I’d tell them my plans once, because, you know. Polite. When they came back with their fangs and claws poised over my head, I’d say, “Oh, did you think you had the power over my life? This might come as a shocker to you then…” And I’d leave that church and never look back.
I did eventually do that, but not until I disrespected myself over and over with my begging and weeping. I just couldn’t wrap my brain around how hateful they actually were. The cognitive dissonance between what they preached and said with their mouths and how they lived it out in Christian relationship was absolutely mind-blowing. I didn’t think that way or approach life that way, so I couldn’t understand how others who called themselves Christians could do that to another human being and think they had God’s stamp of approval on their hateful behavior.
Do you see the abuse pattern in this kind of spiritual abuse? You have no voice. You are worth nothing to them. They are always right. Even though they didn’t live your life or even really know you at all – THEY KNOW. They get to decide your life for you. Because they are the elite. They, like your abusive spouse, have made themselves out to be as gods.
But they are not God. And anyone who doesn’t point you to Jesus (and points you to their law book instead)—is not of God. Period.
Who are they? They are just one tiny church body in a very big world. They can’t really burn you at the stake. So they can excommunicate you? Big deal. It’s not like it’s on your record with God or anything. (It’s actually on THEIR record with Him! Be glad you’re you!)
There are so many lovely Christians who truly know and serve Jesus. Find some of them and rebuild.
And speaking of rebuilding, I want to reassure you that YOU ARE NOT THE ONE TEARING DOWN YOUR FAMILY.

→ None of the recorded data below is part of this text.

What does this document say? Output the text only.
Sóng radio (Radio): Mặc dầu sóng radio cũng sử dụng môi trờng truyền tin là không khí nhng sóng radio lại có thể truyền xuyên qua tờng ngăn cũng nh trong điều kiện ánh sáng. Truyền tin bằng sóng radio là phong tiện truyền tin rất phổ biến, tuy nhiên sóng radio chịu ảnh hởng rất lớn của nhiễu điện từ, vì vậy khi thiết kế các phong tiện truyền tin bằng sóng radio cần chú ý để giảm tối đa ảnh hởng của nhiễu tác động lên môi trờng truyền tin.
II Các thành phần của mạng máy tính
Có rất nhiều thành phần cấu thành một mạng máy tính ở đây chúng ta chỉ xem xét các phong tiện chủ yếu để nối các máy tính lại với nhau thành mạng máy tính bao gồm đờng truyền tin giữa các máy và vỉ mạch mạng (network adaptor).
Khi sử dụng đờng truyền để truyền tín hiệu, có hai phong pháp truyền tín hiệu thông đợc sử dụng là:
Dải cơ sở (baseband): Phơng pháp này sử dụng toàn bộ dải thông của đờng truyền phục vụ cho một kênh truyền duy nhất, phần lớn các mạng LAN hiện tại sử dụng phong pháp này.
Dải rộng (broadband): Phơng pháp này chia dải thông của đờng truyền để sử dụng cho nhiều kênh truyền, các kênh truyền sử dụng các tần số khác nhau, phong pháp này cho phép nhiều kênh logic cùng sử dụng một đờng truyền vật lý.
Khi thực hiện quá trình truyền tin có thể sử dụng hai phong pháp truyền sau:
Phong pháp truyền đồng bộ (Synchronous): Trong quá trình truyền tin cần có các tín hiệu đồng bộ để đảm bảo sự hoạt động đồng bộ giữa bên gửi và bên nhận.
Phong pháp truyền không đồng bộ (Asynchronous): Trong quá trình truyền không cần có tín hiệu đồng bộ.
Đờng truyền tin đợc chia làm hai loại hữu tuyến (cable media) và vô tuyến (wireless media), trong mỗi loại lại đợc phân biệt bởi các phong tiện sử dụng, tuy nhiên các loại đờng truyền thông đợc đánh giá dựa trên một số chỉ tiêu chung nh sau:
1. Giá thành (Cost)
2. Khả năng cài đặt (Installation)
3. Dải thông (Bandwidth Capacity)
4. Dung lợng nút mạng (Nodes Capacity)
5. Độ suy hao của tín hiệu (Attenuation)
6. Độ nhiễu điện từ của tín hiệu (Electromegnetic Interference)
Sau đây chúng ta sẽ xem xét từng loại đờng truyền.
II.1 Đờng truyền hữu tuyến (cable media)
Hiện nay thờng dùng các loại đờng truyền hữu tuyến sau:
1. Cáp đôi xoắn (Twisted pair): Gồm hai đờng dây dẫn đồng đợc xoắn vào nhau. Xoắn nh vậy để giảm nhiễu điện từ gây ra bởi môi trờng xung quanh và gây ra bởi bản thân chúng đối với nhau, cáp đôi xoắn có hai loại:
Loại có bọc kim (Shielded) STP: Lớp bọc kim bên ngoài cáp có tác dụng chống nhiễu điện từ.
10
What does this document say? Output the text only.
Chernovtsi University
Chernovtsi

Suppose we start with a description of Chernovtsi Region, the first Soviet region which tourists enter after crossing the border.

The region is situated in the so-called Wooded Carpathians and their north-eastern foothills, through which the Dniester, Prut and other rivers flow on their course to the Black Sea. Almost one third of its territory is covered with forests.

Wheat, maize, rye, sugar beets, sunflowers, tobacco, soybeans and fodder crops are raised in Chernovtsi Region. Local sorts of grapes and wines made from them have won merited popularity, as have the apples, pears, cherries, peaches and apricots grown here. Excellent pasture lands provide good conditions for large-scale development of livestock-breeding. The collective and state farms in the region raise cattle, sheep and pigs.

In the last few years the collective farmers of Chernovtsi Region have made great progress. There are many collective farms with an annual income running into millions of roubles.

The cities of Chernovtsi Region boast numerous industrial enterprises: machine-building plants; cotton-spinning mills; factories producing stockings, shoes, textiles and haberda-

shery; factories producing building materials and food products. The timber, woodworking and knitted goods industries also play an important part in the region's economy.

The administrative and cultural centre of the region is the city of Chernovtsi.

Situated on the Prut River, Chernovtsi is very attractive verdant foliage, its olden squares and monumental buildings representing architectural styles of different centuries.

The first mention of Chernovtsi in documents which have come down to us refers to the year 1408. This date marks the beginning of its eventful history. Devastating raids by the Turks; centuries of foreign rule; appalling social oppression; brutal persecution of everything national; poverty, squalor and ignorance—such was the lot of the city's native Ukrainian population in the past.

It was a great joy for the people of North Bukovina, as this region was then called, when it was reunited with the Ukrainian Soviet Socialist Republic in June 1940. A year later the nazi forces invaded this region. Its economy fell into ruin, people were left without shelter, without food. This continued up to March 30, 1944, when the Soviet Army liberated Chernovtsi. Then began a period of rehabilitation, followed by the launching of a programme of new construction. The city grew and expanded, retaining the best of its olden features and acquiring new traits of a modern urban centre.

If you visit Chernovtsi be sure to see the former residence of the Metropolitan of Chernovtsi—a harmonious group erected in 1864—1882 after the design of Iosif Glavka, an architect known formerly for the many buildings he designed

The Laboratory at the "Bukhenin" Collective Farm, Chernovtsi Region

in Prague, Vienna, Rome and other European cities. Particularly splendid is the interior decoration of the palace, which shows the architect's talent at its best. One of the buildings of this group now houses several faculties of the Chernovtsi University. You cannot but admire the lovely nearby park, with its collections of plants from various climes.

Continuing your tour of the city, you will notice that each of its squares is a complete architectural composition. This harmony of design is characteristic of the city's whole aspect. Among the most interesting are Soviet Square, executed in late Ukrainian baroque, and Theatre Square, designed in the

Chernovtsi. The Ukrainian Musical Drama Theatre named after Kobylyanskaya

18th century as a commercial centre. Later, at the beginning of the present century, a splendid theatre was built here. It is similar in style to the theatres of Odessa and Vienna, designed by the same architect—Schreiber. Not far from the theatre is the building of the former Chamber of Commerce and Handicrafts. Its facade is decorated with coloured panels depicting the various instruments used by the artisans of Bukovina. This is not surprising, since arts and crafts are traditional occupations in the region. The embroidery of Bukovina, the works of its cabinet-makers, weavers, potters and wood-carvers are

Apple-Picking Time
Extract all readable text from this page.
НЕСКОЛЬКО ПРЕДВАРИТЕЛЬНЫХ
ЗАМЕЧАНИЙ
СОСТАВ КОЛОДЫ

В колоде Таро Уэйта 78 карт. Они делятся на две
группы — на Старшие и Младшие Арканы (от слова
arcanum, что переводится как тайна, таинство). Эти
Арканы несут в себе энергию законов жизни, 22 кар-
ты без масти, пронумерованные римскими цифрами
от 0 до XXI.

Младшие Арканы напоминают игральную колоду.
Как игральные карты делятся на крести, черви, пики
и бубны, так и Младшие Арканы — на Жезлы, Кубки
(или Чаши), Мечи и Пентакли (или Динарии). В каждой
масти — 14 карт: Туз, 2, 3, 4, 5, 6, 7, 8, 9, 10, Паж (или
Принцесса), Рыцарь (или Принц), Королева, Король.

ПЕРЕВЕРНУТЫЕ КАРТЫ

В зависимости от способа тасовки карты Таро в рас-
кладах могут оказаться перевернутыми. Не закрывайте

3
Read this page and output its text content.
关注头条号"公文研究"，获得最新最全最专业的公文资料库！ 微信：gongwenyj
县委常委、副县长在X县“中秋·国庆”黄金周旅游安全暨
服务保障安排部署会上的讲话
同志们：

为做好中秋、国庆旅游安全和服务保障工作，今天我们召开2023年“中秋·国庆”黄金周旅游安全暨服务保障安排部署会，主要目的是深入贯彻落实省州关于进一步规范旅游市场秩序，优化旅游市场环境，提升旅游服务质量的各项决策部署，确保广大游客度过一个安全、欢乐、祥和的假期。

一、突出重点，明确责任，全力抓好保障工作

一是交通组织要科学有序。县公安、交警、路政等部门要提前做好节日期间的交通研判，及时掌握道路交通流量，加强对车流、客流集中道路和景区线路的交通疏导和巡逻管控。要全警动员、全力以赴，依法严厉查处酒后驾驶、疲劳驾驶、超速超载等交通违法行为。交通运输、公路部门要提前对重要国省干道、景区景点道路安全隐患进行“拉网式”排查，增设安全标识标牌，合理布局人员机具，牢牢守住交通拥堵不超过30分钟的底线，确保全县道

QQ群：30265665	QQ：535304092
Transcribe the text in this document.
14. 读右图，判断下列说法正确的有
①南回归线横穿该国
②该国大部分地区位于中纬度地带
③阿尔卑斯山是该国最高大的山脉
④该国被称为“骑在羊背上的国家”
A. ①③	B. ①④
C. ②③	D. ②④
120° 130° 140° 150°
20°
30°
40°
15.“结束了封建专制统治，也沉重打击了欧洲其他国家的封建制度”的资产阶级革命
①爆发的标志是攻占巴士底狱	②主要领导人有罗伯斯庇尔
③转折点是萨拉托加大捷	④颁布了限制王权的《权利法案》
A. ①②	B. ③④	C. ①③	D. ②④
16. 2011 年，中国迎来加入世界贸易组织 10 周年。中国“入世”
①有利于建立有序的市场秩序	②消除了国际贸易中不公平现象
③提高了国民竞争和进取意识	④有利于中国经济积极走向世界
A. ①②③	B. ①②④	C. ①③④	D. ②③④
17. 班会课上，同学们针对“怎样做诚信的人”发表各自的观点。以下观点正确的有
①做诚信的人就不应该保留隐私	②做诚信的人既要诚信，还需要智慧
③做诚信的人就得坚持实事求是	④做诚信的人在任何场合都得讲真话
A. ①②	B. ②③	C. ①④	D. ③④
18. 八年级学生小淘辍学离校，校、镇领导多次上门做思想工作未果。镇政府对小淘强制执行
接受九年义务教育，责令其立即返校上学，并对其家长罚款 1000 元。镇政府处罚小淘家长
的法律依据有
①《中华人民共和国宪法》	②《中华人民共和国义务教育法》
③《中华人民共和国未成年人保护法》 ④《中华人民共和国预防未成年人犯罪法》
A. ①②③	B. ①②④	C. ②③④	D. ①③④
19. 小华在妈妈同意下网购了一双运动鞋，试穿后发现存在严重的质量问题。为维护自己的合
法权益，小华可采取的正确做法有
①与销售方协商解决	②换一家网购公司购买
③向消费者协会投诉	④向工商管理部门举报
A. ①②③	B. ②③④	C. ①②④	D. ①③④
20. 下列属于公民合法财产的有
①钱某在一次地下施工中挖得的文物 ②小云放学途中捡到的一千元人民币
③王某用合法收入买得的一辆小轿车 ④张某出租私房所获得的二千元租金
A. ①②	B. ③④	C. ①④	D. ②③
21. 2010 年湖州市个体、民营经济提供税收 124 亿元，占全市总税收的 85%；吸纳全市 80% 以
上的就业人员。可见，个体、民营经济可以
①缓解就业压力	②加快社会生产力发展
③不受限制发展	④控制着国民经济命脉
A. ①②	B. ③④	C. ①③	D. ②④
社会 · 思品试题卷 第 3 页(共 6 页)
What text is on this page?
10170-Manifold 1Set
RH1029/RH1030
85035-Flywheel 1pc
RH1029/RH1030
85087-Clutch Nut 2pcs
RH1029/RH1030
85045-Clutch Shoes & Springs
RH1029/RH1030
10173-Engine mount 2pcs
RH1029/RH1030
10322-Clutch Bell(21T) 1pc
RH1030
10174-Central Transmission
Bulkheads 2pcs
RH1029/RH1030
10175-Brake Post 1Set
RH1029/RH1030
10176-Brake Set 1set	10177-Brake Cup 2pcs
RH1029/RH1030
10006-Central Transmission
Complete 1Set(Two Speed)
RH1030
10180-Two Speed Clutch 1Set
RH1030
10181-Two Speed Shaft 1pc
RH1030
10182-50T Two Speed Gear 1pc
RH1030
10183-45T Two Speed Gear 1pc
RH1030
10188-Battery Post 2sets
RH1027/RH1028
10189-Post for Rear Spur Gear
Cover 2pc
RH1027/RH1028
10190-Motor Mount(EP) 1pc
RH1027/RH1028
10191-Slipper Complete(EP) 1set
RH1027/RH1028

You are an ezer warrior – daughter of the Most High King. You are, in reality, a REBUILDER. But you can’t rebuild unless the old, dangerous, toxic structure is torn down. YOU didn’t build that structure. You were a slave doing slave labor, thinking you had no choice.
Now you know you DO have a choice, and you get to walk away from unwillingly being part of something horrifyingly destructive and turn instead toward building something incredibly healing. Something of truth and justice and mercy. Something that reflects the heart of your King. Something that reflects your own heart in Him.
So let people rage and gnash their teeth. You don’t have to convince anyone. If they have no regard for their sister, why try? Why not find people who DO believe in the value of women and children. Who DO believe in the value of truth and walking in reality and living by the Spirit of Love – not the death sentence of the law.
So these are just three examples of things I’d do differently, if I had a chance to go back, knowing what I know now about abuse and how the conservative, evangelical church typically addresses it.
What about you? What would you do differently?